The woman was instantly gone, as if afraid one of them might shove her into a chair and interrogate her. Which Sachs was half inclined to do.
She and Thom turned the corner and stepped into the waiting room. It was empty. Lon Sellitto and Rhyme's cousin Arthur and his wife, Judy, were on their way. Sachs's mother too, Rose. The woman had been going to take the subway here; Sachs had insisted on a car service.
They sat in silence. Sachs picked up yet another Sudoku book, looked through it. Thom glanced toward her. He squeezed her arm and slumped back. It was curious to see him abdicate his usually perfect posture.
The man said, "He never said anything. Not a word."
"That surprises you?"
He began to say that it did. But then he slumped even more. "No."
A man in a business suit, tie askew, came into the room, looked at the faces of the two already there and decided to wait elsewhere. Sachs could hardly blame him.
At times like this, you don't want to share a public space with strangers.
Sachs leaned her head against Thom, who hugged her hard. She'd forgotten how strong the man was.
This evening was the culmination of perhaps the strangest, and most tense, twelve hours in all the years she'd known Rhyme. That morning, when she'd arrived from spending the night in Brooklyn, she'd found Thom gazing at the door expectantly.

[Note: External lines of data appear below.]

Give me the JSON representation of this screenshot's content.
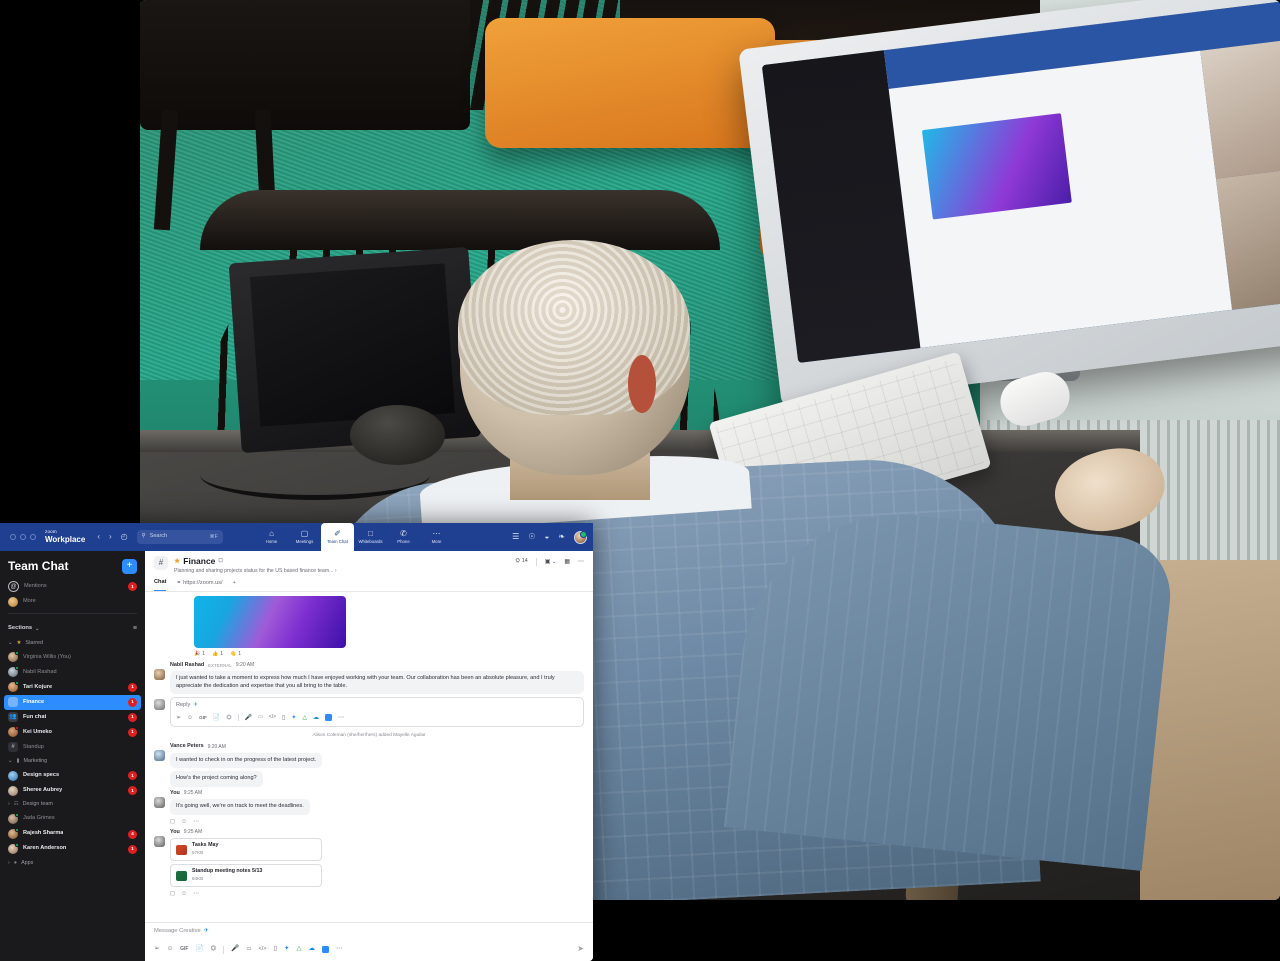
{
  "titlebar": {
    "brand_small": "zoom",
    "brand_big": "Workplace",
    "back_icon": "‹",
    "forward_icon": "›",
    "history_icon": "◴",
    "search_placeholder": "Search",
    "search_shortcut": "⌘F",
    "nav": [
      {
        "label": "Home",
        "icon": "⌂",
        "active": false
      },
      {
        "label": "Meetings",
        "icon": "▢",
        "active": false
      },
      {
        "label": "Team Chat",
        "icon": "✐",
        "active": true
      },
      {
        "label": "Whiteboards",
        "icon": "□",
        "active": false
      },
      {
        "label": "Phone",
        "icon": "✆",
        "active": false
      },
      {
        "label": "More",
        "icon": "⋯",
        "active": false
      }
    ],
    "right_icons": [
      "apps-icon",
      "bell-icon",
      "contrast-icon",
      "share-icon"
    ]
  },
  "sidebar": {
    "title": "Team Chat",
    "add_label": "+",
    "quick": [
      {
        "label": "Mentions",
        "badge": "1",
        "icon": "at-icon"
      },
      {
        "label": "More",
        "badge": "",
        "icon": "bookmark-icon"
      }
    ],
    "sections_label": "Sections",
    "sections_caret": "⌄",
    "filter_icon": "≡",
    "groups": [
      {
        "name": "Starred",
        "caret": "⌄",
        "icon": "star-icon",
        "items": [
          {
            "label": "Virginia Willis (You)",
            "badge": "",
            "presence": "on",
            "muted": true,
            "kind": "avatar"
          },
          {
            "label": "Nabil Rashad",
            "badge": "",
            "presence": "on",
            "muted": true,
            "kind": "avatar"
          },
          {
            "label": "Tari Kojure",
            "badge": "1",
            "presence": "on",
            "muted": false,
            "kind": "avatar"
          },
          {
            "label": "Finance",
            "badge": "1",
            "presence": "",
            "muted": false,
            "kind": "channel",
            "active": true
          },
          {
            "label": "Fun chat",
            "badge": "1",
            "presence": "",
            "muted": false,
            "kind": "group"
          },
          {
            "label": "Kei Umeko",
            "badge": "1",
            "presence": "busy",
            "muted": false,
            "kind": "avatar"
          },
          {
            "label": "Standup",
            "badge": "",
            "presence": "",
            "muted": true,
            "kind": "hash"
          }
        ]
      },
      {
        "name": "Marketing",
        "caret": "⌄",
        "icon": "folder-icon",
        "items": [
          {
            "label": "Design specs",
            "badge": "1",
            "presence": "",
            "muted": false,
            "kind": "avatar"
          },
          {
            "label": "Sheree Aubrey",
            "badge": "1",
            "presence": "",
            "muted": false,
            "kind": "avatar"
          }
        ]
      },
      {
        "name": "Design team",
        "caret": "›",
        "icon": "team-icon",
        "items": [
          {
            "label": "Jada Grimes",
            "badge": "",
            "presence": "on",
            "muted": true,
            "kind": "avatar"
          },
          {
            "label": "Rajesh Sharma",
            "badge": "4",
            "presence": "on",
            "muted": false,
            "kind": "avatar"
          },
          {
            "label": "Karen Anderson",
            "badge": "1",
            "presence": "on",
            "muted": false,
            "kind": "avatar"
          }
        ]
      },
      {
        "name": "Apps",
        "caret": "›",
        "icon": "apps-icon",
        "items": []
      }
    ]
  },
  "channel": {
    "hash_icon": "#",
    "star_icon": "★",
    "name": "Finance",
    "lock_icon": "☐",
    "description": "Planning and sharing projects status for the US based finance team...",
    "description_caret": "›",
    "member_count": "14",
    "member_icon": "⛭",
    "video_icon": "▣",
    "video_caret": "⌄",
    "calendar_icon": "Ὕ3",
    "more_icon": "⋯",
    "tabs": [
      {
        "label": "Chat",
        "active": true,
        "icon": ""
      },
      {
        "label": "https://zoom.us/",
        "active": false,
        "icon": "⚭"
      },
      {
        "label": "+",
        "active": false,
        "icon": ""
      }
    ]
  },
  "messages": {
    "attachment_image_alt": "gradient-image",
    "reactions": [
      {
        "emoji": "🎉",
        "count": "1"
      },
      {
        "emoji": "👍",
        "count": "1"
      },
      {
        "emoji": "👋",
        "count": "1"
      }
    ],
    "items": [
      {
        "author": "Nabil Rashad",
        "tag": "EXTERNAL",
        "time": "9:20 AM",
        "text": "I just wanted to take a moment to express how much I have enjoyed working with your team. Our collaboration has been an absolute pleasure, and I truly appreciate the dedication and expertise that you all bring to the table."
      }
    ],
    "reply": {
      "placeholder": "Reply",
      "pin_icon": "✈",
      "toolbar": [
        "format-icon",
        "emoji-icon",
        "gif-icon",
        "file-icon",
        "screenshot-icon",
        "audio-icon",
        "video-icon",
        "code-icon",
        "screen-icon",
        "zoom-app-icon",
        "drive-icon",
        "onedrive-icon",
        "box-icon",
        "more-icon"
      ]
    },
    "system": "Alison Coleman (she/her/hers) added Mayelle Aguilar",
    "thread": [
      {
        "author": "Vance Peters",
        "time": "9:20 AM",
        "bubbles": [
          "I wanted to check in on the progress of the latest project.",
          "How's the project coming along?"
        ],
        "actions": []
      },
      {
        "author": "You",
        "time": "9:25 AM",
        "bubbles": [
          "It's going well, we're on track to meet the deadlines."
        ],
        "actions": [
          "reply-icon",
          "react-icon",
          "more-icon"
        ]
      }
    ],
    "files_post": {
      "author": "You",
      "time": "9:25 AM",
      "files": [
        {
          "name": "Tasks May",
          "size": "57KB",
          "type": "ppt"
        },
        {
          "name": "Standup meeting notes 5/13",
          "size": "84KB",
          "type": "xls"
        }
      ],
      "actions": [
        "reply-icon",
        "react-icon",
        "more-icon"
      ]
    }
  },
  "composer": {
    "placeholder": "Message Creative",
    "pin_icon": "✈",
    "toolbar": [
      "format-icon",
      "emoji-icon",
      "gif-icon",
      "file-icon",
      "screenshot-icon",
      "audio-icon",
      "video-icon",
      "code-icon",
      "screen-icon",
      "zoom-app-icon",
      "drive-icon",
      "onedrive-icon",
      "box-icon",
      "more-icon"
    ],
    "send_icon": "➤"
  },
  "colors": {
    "brand_blue": "#1f3f91",
    "accent_blue": "#2d8cff",
    "badge_red": "#e02020",
    "sidebar_bg": "#1a1a1c"
  }
}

The aide had then glanced behind her and frowned.
"What?" she'd asked, also glancing back.
"Wasn't he with you?"
"Who?"
"Lincoln."
"No."
"Goddamn it. He's disappeared."
Thanks to the speedy and reliable Storm Arrow wheelchair, Rhyme was as mobile as any quad and it was not unheard of for him to drive out to Central Park on his own. Though it was also true that the out-of-doors held little interest to him, Rhyme preferring to be in the lab, surrounded by his equipment and mentally wrestling with a case.